Twitter rule-changes clamp down on revenge porn

The new policies arrive as the social network steps up its effort to eliminate bullying behavior directed at users.

As part of its fight against harassment, Twitter has banned posting of revenge porn. James Martin/CNET

Twitter is stepping up its battle against user abuse and harassment with new rules that prohibit the posting of revenge porn -- images of nudity or sexual acts posted without the subject's permission.

Twitter said Wednesday it would lock user accounts and hide content reported as being in violation of the new policies. User found to be posting such content for the purpose of harassment will have their accounts suspended, the social network said in an FAQ.

The changes, which Twitter said went into effect Wednesday, come as the social network grapples with bullying behavior it says is driving away users.

One of the changes appears in the private information section of Twitter's rules for content boundaries (new text is highlighted by CNET):

You may not publish or post other people's private and confidential information, such as credit card numbers, street address or Social Security/National Identity numbers, without their express authorization and permission. You may not post intimate photos or videos that were taken or distributed without the subject's consent.
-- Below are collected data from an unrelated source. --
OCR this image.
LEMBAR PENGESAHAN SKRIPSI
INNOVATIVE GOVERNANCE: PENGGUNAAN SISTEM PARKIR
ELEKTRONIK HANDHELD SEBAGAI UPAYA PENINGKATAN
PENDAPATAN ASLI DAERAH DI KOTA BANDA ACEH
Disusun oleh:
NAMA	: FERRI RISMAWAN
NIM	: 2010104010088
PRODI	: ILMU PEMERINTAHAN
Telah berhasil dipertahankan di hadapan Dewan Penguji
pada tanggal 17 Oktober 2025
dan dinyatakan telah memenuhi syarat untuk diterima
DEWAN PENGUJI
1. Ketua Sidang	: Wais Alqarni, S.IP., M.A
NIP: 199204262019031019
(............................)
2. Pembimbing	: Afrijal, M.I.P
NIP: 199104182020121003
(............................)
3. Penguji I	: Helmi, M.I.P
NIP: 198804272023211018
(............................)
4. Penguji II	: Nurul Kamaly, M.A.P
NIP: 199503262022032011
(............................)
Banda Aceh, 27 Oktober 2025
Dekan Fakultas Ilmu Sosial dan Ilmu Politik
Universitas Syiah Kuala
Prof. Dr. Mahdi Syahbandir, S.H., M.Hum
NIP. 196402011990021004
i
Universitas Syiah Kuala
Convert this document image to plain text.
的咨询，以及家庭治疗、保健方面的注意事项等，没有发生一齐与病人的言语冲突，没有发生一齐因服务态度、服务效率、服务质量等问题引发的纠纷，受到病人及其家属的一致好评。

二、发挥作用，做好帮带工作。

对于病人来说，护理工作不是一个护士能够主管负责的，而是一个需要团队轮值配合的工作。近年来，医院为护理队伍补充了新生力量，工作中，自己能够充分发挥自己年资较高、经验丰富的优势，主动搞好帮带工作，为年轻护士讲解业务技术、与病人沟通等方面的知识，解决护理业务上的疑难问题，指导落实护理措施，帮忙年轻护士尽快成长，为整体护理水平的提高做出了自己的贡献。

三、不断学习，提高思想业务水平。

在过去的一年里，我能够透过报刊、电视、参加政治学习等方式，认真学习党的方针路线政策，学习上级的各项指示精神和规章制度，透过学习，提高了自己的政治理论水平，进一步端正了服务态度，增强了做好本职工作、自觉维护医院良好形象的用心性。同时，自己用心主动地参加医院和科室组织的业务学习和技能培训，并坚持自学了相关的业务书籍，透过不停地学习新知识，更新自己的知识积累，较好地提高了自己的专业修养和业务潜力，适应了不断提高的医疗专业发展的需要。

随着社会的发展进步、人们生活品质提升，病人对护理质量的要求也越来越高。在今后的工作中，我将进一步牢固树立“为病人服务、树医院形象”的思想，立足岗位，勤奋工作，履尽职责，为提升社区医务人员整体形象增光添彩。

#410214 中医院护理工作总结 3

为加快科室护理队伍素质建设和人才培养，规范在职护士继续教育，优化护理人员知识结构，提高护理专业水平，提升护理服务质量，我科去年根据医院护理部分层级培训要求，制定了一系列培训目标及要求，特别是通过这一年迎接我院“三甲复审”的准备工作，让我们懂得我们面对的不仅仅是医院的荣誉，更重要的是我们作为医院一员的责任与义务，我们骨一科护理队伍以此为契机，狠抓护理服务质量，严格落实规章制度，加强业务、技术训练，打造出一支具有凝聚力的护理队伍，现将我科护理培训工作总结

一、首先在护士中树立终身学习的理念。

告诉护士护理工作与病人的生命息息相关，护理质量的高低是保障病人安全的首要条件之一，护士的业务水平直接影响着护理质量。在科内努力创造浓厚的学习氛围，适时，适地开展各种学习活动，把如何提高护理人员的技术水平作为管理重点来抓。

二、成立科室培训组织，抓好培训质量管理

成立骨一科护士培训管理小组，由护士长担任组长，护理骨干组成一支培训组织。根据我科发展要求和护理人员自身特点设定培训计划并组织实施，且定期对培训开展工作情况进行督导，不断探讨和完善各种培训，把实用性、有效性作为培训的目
Twitter made a similar revision to its Abusive Behavior Policy:

Users may not make direct, specific threats of violence against others, including threats against a person or group on the basis of race, ethnicity, national origin, religion, sexual orientation, gender, gender identity, age, or disability. In addition, users may not post intimate photos or videos that were taken or distributed without the subject's consent.

Combating harassment and bullying behavior has become a very public fight for Twitter. In a series of memos to employees in February, Twitter CEO Dick Costolo took personal responsibility for what he called an inadequate response to the chronic abuse and harassment that occurs daily on the social network and vowed to take stronger action to eliminate the activity from the microblogging platform.
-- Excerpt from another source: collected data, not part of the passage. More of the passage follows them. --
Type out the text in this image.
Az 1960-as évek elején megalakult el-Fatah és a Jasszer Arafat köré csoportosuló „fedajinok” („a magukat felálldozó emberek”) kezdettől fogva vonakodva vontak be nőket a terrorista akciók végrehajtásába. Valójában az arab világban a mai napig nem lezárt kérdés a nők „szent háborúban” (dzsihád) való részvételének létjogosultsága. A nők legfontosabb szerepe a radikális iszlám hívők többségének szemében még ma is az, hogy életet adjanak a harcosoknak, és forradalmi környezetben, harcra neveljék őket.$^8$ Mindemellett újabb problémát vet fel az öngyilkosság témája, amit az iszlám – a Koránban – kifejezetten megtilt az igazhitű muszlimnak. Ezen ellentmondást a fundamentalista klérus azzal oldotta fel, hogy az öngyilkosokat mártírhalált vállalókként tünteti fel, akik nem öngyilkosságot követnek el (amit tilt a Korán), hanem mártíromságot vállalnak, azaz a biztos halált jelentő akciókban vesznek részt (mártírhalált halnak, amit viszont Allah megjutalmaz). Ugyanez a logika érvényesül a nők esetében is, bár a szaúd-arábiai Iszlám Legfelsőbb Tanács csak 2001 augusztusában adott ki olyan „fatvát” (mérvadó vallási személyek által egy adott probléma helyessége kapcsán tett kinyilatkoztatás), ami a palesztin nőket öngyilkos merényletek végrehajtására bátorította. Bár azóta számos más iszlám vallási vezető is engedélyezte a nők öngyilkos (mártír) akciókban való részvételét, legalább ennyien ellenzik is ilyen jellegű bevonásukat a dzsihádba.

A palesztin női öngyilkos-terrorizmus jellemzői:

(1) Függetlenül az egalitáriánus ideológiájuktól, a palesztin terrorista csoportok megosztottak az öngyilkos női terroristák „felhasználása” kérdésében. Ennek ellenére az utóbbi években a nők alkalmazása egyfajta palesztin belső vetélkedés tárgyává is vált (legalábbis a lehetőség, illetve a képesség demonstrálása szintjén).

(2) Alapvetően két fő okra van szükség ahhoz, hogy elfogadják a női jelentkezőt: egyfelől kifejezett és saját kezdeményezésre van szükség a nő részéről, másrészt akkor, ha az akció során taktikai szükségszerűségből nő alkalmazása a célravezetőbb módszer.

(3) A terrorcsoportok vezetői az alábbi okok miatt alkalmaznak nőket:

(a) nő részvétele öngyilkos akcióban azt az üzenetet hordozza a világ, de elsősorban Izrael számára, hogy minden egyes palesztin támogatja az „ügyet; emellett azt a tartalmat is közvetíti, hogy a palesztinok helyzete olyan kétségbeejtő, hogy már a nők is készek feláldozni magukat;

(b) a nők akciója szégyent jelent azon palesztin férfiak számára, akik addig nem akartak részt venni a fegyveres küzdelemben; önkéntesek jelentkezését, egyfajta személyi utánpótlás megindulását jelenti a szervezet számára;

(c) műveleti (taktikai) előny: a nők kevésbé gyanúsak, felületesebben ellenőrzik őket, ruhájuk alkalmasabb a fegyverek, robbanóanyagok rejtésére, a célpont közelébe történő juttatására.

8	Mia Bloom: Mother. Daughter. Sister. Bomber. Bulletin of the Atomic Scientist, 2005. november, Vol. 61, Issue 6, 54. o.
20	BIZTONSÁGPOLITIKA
"We suck at dealing with abuse and trolls on the platform and we've sucked at it for years," Costolo wrote in one of the internal memos. "It's no secret and the rest of the world talks about it every day. We lose core user after core user by not addressing simple trolling issues that they face every day."

Harassment, while not a new occurrence on the social network, has taken a more public spotlight in recent months. Robin Williams' death in August led some Twitter users to sending vicious messages to his daughter, prompting her to delete the app from her phone. That same month, Anita Sarkeesian, an academic highlighting how women are portrayed in video games, was so disturbed by the tweets she received that she fled her home for fear of safety.

Until recently, Twitter had few ways to control vitriolic or abusive messages its members send to each other. In an attempt to reduce that behavior, the social network unveiled a new set of tools in December to help its members combat harassment and report abusive behavior.